Now scientists have found a new technique to get qubits, the basic building blocks of quantum computing, working at room temperature. That means we're a significant step closer to quantum computing for the masses.

While most qubits to date operate on superconducting materials or as single atoms, here the team explored the use of defects in silicon carbide (SiC) to hold qubits instead – a simpler and more cost-effective way of getting qubits running as required.

Although SiC has been explored as a qubit-holding material before, the problem has been in getting these qubits stable enough to use. The new research identifies the structural tweaks needed to make the formula work.

"To create a qubit, a point defect in a crystal lattice is being excited using lasers, and when a photon is emitted, this defect begins to luminesce," says physicist Igor Abrikosov, from Linköping University in Sweden.
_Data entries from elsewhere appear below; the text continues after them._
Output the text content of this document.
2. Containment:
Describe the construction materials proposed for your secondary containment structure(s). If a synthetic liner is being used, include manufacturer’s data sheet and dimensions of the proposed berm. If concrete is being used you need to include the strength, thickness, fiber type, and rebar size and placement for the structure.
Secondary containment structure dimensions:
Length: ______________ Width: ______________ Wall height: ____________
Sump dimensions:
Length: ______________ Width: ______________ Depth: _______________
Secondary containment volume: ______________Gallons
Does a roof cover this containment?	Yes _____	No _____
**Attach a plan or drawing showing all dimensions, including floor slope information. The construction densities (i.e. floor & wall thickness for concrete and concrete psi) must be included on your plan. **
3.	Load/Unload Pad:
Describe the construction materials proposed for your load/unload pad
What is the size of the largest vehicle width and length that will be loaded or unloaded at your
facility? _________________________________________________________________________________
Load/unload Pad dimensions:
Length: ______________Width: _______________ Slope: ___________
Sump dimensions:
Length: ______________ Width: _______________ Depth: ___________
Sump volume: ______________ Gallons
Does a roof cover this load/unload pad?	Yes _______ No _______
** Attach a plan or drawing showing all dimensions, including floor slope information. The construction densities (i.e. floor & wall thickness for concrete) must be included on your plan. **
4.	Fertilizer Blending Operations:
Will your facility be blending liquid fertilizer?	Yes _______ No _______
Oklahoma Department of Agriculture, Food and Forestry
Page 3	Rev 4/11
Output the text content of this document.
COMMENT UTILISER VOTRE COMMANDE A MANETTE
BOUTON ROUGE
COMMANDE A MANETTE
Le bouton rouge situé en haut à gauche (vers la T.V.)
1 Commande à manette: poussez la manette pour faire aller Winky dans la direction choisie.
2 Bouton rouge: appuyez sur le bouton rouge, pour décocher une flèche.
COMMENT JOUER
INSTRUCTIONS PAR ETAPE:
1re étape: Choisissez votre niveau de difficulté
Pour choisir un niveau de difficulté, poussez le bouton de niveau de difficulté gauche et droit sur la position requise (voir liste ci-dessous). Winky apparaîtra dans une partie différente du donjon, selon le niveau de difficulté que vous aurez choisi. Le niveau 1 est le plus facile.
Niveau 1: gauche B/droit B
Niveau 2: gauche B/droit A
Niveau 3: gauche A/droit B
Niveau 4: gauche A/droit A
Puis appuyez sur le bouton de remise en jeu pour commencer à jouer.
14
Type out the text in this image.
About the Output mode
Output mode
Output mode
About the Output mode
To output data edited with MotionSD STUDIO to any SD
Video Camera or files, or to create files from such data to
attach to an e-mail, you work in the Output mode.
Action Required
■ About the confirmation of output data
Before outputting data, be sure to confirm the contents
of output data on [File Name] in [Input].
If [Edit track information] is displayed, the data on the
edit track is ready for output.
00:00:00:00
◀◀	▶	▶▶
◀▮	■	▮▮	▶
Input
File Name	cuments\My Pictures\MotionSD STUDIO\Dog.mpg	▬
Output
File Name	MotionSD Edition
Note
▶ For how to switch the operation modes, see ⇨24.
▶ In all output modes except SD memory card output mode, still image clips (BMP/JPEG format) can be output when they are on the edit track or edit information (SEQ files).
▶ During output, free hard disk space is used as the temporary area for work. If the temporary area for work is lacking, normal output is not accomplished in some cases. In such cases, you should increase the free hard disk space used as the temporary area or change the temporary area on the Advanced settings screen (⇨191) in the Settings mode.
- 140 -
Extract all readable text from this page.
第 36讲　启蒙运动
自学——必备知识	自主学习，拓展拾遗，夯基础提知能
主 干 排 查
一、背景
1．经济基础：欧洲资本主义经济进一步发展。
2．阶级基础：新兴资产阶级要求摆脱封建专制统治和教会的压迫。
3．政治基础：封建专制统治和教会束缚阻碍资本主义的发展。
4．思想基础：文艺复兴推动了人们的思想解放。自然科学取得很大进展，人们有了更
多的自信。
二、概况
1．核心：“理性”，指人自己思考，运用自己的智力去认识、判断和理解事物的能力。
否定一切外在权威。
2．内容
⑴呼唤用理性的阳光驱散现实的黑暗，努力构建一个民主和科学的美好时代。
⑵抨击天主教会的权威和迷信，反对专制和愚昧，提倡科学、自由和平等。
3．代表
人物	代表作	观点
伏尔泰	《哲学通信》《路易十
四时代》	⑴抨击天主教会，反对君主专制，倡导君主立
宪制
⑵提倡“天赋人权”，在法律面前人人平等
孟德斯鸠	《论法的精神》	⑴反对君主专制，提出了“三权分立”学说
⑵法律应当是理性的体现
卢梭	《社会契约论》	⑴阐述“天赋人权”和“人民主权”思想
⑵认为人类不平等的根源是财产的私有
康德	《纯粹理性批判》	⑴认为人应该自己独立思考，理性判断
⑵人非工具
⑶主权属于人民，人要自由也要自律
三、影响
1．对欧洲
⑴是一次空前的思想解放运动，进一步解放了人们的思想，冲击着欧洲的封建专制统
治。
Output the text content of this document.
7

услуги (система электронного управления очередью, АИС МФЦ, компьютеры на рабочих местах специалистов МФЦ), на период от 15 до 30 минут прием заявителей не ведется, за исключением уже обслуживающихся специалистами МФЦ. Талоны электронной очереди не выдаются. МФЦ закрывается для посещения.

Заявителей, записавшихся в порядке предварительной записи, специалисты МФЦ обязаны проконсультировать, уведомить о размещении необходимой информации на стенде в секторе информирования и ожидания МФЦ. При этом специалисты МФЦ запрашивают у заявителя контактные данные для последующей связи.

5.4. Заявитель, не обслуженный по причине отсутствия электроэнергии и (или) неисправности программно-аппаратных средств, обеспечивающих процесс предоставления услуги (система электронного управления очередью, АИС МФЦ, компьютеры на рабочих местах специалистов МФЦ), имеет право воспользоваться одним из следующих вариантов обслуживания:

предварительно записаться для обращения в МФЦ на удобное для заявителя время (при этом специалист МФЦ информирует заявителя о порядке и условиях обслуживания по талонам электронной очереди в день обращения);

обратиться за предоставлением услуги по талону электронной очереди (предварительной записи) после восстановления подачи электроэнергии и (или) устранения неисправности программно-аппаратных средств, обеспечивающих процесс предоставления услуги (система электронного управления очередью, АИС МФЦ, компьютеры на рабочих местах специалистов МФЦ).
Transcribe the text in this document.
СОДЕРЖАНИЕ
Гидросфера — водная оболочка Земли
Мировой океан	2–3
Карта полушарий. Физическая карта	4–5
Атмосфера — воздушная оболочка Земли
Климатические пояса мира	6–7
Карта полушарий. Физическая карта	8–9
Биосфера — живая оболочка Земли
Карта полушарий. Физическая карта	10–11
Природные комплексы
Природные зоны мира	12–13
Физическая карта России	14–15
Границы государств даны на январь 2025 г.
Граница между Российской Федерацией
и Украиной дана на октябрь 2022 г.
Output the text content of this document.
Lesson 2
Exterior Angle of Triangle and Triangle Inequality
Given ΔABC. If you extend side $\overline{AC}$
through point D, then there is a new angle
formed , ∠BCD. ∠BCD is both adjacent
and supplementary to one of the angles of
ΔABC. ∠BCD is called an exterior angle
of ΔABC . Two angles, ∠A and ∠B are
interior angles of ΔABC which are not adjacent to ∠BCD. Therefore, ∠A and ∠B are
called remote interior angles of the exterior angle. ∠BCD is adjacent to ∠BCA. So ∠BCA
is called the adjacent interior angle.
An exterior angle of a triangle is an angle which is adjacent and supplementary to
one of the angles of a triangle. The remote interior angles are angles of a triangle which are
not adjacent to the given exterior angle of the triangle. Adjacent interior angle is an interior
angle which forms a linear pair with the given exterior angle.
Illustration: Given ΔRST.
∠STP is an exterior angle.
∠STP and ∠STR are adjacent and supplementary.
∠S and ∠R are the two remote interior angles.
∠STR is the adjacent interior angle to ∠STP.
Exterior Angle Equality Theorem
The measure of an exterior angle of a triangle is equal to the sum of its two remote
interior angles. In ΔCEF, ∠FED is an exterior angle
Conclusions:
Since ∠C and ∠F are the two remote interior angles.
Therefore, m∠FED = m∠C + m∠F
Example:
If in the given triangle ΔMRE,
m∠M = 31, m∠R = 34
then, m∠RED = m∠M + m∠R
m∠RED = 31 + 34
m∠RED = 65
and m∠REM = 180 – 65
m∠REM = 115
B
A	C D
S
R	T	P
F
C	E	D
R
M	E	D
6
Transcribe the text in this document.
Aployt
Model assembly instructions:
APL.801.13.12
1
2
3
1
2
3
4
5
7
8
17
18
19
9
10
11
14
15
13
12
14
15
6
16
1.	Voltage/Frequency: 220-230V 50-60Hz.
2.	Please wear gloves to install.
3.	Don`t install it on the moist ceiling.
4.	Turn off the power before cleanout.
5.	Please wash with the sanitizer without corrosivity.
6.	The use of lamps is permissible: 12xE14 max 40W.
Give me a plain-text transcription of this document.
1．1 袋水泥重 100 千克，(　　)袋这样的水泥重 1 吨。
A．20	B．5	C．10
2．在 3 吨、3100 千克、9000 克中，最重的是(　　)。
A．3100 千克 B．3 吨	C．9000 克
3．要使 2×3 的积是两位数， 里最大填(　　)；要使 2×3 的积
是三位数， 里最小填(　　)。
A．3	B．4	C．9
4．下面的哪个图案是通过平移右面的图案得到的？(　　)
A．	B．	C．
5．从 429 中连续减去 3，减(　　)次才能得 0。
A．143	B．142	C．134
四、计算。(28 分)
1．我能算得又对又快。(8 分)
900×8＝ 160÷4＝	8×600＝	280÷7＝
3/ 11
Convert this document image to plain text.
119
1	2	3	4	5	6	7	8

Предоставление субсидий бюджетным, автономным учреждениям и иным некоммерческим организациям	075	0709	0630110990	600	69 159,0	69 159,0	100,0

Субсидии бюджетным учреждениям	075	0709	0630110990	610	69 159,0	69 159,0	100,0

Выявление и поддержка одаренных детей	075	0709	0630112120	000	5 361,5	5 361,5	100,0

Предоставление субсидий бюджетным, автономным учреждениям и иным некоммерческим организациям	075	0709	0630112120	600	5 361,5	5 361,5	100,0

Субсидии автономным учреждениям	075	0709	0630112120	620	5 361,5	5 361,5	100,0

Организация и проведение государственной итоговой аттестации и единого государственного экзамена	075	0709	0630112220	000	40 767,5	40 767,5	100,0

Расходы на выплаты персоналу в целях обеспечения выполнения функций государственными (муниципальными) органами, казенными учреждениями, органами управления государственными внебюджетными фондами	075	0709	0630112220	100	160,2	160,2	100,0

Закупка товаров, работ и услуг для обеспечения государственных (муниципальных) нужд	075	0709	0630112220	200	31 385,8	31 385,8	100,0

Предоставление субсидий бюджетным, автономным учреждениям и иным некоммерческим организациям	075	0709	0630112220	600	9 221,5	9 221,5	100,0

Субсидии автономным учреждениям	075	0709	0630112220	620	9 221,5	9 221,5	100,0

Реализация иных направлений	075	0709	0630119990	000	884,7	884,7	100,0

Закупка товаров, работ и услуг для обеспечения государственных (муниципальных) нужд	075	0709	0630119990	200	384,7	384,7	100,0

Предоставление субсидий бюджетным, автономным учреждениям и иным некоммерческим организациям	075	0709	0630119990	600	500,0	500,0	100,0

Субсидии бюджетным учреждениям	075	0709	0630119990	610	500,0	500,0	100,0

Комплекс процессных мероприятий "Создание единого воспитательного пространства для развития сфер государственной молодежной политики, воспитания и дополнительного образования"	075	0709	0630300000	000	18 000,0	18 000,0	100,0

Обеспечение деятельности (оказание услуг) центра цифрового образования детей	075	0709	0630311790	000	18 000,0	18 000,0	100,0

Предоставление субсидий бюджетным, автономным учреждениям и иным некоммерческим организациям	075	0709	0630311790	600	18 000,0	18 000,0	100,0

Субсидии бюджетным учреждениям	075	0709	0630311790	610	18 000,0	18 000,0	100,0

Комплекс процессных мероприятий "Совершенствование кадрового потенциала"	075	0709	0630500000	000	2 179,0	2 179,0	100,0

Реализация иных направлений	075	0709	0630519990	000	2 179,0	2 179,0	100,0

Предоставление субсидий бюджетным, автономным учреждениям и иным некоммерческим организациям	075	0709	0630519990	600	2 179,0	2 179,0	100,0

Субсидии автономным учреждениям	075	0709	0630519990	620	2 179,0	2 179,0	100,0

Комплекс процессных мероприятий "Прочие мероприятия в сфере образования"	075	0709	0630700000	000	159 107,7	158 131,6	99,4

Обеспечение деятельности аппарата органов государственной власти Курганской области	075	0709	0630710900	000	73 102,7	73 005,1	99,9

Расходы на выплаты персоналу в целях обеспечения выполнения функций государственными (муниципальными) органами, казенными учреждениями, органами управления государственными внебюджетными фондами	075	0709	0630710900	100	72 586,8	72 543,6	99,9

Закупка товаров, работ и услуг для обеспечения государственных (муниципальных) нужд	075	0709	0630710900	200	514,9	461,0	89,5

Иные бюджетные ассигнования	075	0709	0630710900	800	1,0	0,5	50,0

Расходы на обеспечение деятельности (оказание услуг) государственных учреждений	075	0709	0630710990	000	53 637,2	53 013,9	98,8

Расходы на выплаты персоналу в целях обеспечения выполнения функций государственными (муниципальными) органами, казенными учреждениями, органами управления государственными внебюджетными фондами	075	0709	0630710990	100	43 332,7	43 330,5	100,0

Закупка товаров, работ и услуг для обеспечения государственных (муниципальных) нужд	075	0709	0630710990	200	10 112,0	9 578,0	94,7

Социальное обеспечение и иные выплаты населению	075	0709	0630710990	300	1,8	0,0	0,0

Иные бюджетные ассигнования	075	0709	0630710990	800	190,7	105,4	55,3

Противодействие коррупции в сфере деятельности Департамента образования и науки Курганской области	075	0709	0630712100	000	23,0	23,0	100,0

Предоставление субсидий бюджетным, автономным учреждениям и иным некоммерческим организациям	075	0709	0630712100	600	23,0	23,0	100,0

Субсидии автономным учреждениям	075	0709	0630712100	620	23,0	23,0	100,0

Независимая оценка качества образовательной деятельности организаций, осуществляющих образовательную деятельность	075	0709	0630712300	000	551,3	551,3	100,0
"It was previously proved that six peaks are observed in the luminescence of SiC, named from PL1 to PL6, respectively. We found out that this is due to a specific defect, where a single displaced atomic layer, called a stacking fault, appears near two vacant positions in the lattice."

Atom-level modifications like this have been tried before: last year researchers were able to get stable qubits working in diamond defects at room temperature, by replacing one carbon atom with one nitrogen atom.

Silicon carbide is more abundant and less expensive than diamond, which is partly what makes the new research so promising. However, the team has only modelled this idea so far – actual experiments, perhaps using chemical vapor deposition, are still to come.

While the researchers admit that challenges remain, they also report that recent developments in 3D engineering make the prospect of this sort of defect construction more viable than ever before. It's going to be a long road, but we're getting there.

Unlike the binary 1s and 0s of classical computing bits, qubits can be in multiple states at once, exponentially increasing the potential computing power, and opening up the possibility of tackling problems that even today's supercomputers are stumped by.

The findings of this study are going to be useful long before quantum computing hits the mainstream though – they can also be applied to the development of delicate scientific instruments including magnetometers and biosensors.

The research has been published in Nature Communications.